The Justice Department and State Attorneys General from multiple states and the District of Columbia sued today to block Anthem’s proposed acquisition of Cigna and Aetna’s proposed acquisition of Humana. They stated that these mergers, valued at $54 billion and $37 billion, would increase concentration and harm competition and consumers across the country. Eleven states and the District of Columbia joined the challenge to the Anthem-Cigna merger, and eight states and the District of Columbia joined the challenge to the Aetna-Humana merger.
In a press conference, U.S. Attorney General Loretta Lynch stated these lawsuits were a major step in DOJ’s work to protect consumers. She told reporters, “These mergers would restrict competition for health insurance products sold in markets across the country and would give tremendous power over the nation’s health insurance industry to just three large companies, Our actions seek to preserve competition that keeps premiums down and drives insurers to collaborate with doctors and hospitals to provide better healthcare for all Americans.”
Principal Deputy Associate Attorney General Bill Baer added that these mergers were unprecedented in their size and scope, and that they put the entire health care system, threatening to increase premiums and reduce healthcare access and innovation. He noted that the insurers are already very profitable and that these deals would eliminate the competition that benefits consumers.
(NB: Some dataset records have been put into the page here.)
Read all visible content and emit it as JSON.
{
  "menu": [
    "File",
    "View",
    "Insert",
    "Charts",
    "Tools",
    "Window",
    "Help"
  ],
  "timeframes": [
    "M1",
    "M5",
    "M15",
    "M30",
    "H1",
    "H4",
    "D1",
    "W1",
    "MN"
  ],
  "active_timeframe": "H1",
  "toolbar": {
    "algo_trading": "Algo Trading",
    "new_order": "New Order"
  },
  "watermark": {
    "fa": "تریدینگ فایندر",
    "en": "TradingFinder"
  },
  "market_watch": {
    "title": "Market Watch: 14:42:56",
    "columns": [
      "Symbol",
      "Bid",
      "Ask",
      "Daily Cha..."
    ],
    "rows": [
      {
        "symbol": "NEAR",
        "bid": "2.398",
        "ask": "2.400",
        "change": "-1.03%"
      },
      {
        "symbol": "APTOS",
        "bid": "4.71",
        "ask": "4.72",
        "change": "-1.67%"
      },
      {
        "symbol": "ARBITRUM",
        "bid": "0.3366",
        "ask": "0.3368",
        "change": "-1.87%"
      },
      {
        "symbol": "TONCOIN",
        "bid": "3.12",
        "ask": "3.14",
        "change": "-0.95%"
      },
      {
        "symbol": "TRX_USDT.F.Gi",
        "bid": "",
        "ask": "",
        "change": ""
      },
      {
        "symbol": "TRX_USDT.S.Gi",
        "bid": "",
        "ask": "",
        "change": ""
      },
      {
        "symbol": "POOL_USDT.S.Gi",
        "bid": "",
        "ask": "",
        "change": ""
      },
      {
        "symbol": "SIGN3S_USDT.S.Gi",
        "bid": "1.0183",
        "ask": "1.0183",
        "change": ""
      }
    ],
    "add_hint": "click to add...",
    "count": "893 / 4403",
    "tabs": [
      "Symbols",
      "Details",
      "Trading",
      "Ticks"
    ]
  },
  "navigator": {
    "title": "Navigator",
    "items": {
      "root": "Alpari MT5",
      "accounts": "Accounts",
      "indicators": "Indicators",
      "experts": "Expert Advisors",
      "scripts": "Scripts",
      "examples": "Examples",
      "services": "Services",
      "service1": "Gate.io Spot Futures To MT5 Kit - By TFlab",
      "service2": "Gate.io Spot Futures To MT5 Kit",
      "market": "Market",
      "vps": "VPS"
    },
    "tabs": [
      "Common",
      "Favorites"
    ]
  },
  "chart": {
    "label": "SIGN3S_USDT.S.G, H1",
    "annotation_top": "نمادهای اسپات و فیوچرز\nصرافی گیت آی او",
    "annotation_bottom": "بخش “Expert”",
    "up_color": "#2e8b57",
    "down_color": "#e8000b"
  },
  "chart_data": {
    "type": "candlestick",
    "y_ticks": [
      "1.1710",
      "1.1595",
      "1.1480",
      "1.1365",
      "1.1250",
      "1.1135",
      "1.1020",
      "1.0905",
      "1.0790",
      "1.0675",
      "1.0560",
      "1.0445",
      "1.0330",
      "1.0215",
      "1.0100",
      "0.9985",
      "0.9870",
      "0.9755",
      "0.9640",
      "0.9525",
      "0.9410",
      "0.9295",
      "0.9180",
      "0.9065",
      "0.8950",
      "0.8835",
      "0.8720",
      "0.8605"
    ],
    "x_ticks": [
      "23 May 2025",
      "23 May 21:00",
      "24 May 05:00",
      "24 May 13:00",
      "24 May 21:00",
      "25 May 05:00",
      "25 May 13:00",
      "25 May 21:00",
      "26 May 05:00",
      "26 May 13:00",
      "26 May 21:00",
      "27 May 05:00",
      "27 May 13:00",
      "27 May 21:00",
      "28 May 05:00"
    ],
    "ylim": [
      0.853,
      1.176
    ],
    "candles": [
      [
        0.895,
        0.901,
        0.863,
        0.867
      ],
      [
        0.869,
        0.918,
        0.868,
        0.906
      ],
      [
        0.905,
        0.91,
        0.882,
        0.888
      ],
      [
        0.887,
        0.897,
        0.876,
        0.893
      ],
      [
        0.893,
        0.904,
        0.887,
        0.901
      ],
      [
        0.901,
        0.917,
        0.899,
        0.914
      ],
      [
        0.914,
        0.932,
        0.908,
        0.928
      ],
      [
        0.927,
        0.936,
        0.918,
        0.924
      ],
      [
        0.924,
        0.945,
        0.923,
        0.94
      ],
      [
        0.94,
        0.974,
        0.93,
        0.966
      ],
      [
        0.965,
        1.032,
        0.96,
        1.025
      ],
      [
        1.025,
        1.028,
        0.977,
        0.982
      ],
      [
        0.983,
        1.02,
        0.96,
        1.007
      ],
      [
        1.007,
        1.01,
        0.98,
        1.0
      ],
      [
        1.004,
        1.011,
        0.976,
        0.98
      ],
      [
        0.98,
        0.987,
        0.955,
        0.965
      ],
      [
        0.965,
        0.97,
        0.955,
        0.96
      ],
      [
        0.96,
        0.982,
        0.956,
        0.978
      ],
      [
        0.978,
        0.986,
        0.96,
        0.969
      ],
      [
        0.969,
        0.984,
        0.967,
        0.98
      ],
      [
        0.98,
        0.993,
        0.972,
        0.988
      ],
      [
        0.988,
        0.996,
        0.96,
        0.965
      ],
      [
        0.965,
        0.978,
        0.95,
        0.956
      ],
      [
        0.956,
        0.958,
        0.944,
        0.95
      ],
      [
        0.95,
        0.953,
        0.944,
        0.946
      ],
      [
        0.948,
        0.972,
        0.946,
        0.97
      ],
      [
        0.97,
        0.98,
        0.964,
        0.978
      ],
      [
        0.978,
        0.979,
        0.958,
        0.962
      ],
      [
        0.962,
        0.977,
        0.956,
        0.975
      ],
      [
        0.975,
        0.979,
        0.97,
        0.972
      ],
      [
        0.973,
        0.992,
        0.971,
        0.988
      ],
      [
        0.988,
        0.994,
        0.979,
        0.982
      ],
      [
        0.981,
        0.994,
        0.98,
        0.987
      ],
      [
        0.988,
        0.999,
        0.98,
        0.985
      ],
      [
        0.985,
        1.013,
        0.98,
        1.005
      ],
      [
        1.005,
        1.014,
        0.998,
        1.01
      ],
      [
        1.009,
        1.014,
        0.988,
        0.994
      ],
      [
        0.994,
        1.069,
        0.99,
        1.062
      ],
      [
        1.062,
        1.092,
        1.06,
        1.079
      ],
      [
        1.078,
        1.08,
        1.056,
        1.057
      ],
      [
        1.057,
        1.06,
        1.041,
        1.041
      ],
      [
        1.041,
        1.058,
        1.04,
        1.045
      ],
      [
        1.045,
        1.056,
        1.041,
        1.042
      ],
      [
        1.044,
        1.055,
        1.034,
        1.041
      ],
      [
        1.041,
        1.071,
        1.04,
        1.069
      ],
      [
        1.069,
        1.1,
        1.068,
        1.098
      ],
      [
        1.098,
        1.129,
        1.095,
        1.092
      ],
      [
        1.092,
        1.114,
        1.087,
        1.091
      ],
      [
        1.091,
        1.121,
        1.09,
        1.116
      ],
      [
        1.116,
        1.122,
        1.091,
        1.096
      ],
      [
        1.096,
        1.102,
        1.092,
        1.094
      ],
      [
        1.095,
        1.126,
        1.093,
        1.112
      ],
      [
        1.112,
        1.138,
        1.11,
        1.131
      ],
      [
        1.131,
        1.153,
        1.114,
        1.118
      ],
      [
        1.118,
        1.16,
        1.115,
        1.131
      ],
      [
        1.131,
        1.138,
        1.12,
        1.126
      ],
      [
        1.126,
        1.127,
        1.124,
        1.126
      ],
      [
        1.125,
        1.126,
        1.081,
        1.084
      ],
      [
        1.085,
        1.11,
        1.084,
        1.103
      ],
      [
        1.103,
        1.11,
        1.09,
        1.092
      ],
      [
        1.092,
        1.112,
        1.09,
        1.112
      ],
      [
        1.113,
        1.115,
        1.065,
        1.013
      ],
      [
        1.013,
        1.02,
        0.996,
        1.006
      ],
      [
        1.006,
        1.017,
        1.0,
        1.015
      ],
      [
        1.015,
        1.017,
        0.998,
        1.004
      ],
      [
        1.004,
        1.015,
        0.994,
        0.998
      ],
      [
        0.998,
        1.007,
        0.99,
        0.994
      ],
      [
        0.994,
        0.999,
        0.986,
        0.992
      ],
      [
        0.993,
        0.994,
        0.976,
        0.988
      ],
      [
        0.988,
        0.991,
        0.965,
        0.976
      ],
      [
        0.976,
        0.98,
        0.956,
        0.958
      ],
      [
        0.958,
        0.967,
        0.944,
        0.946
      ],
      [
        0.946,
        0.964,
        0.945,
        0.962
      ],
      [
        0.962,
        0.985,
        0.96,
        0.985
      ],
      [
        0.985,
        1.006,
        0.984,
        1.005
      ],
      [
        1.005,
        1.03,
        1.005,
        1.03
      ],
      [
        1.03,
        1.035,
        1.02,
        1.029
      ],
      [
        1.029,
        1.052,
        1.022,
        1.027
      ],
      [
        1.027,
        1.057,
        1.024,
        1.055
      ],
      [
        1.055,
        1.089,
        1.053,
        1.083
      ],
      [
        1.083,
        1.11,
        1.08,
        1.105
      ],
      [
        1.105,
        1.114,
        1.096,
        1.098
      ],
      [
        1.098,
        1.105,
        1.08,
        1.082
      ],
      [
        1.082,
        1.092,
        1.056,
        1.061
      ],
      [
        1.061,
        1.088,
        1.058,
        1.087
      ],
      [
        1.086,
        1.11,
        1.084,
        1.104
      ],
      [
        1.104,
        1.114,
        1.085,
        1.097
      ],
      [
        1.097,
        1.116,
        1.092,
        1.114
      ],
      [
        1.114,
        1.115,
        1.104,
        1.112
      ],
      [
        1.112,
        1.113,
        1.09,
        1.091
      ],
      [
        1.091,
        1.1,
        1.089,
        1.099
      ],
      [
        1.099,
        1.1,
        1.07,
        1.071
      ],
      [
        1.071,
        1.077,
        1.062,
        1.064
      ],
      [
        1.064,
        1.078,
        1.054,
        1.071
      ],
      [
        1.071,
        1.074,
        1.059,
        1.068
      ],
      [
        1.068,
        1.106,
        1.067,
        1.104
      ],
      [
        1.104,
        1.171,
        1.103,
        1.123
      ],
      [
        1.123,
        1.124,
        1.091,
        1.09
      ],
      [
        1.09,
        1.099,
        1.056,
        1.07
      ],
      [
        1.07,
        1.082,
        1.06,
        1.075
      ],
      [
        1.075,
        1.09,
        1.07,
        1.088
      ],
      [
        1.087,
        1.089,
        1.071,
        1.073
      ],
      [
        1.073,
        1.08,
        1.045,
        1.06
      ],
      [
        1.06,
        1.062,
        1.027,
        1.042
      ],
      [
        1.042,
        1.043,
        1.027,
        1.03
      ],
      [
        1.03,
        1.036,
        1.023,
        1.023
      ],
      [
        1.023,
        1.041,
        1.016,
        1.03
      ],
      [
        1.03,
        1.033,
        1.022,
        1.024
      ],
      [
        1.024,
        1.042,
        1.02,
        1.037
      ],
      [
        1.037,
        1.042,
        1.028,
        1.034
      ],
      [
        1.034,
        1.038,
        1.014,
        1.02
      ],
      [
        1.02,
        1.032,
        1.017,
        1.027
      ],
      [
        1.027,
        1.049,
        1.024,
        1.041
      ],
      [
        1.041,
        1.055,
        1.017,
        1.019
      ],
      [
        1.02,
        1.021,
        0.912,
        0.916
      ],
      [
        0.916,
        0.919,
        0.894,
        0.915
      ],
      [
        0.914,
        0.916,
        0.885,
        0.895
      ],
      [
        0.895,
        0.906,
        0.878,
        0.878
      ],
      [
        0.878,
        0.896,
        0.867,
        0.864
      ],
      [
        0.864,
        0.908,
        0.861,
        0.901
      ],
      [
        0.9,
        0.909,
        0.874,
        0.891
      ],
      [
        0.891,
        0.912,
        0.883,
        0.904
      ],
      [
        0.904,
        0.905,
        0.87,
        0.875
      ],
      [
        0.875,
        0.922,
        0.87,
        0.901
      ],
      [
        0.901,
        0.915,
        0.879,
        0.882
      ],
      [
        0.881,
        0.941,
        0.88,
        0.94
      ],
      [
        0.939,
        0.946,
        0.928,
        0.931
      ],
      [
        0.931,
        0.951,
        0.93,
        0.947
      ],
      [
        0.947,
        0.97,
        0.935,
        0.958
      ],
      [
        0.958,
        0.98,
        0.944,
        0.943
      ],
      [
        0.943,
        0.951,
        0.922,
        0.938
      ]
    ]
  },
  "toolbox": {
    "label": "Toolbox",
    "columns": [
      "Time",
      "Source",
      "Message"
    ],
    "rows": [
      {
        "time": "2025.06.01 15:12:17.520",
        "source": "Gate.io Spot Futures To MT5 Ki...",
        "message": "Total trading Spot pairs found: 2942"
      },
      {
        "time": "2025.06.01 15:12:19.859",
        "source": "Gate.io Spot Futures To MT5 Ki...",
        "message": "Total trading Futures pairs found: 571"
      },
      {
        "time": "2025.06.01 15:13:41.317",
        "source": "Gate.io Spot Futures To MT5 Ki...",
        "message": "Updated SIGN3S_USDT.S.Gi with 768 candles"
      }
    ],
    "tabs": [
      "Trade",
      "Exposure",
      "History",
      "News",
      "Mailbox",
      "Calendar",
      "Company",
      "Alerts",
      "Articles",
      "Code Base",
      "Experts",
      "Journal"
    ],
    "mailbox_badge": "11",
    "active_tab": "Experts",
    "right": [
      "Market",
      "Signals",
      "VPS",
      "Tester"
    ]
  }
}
Baer pointed out that Anthem has had compete with Cigna’s innovation over the last few years by keeping its prices down and offering better products, and the merger will destroy that competition. Additionally, Aetna and Humana compete for consumers in Medicare Advantage which results in lower costs, and that merger would get rid of those benefits. Furthermore, seniors would be the ones harmed by the merger, and they would face higher premiums, less competition and choice, and lower quality. In response to questions, Baer said DOJ had seen absolutely nothing to suggest that any remedies could fix the mergers.
Deputy Assistant Attorney General Sonia Pfaffenroth finished with the statement that “the proposed mergers would eliminate two innovative competitors—Cigna and Humana—at a time when competition has been pressuring insurers to develop new models of care designed to keep Americans healthier, to deliver healthcare more efficiently and to control the costs of providing care.”
The suit against Anthem and Cigna states that their merger would reduce competition for millions of consumers who receive coverage through their employers, from large-group employers in at least 45 metropolitan areas, and from public exchanges in St. Louis and Delaware. The acquisition of Cigna also threatens competition among commercial insurers for the purchase of healthcare services from healthcare providers. The suit against Aetna and Humana states that their merger would greatly reduce Medicare Advantage competition in over 350 counties across 21 states, impacting over 1.5 million Medicare Advantage members. Also, the deal would harm competition to sell commercial health insurance to individuals and families on the public exchanges in Florida, Georgia, and Missouri, hurting over 700,000 people.
We applaud DOJ’s decision to block both mergers. DOJ recognized that when health insurers merger, consumers pay the price. The merging companies could not even providing convincing evidence of how the mergers would benefit consumers. In the future, they should focus on providing better service and lower prices, instead of trying to sneak anticompetitive mergers past antitrust regulators.
We stand ready to support DOJ in its actions and to keep educating the public about the importance of competition.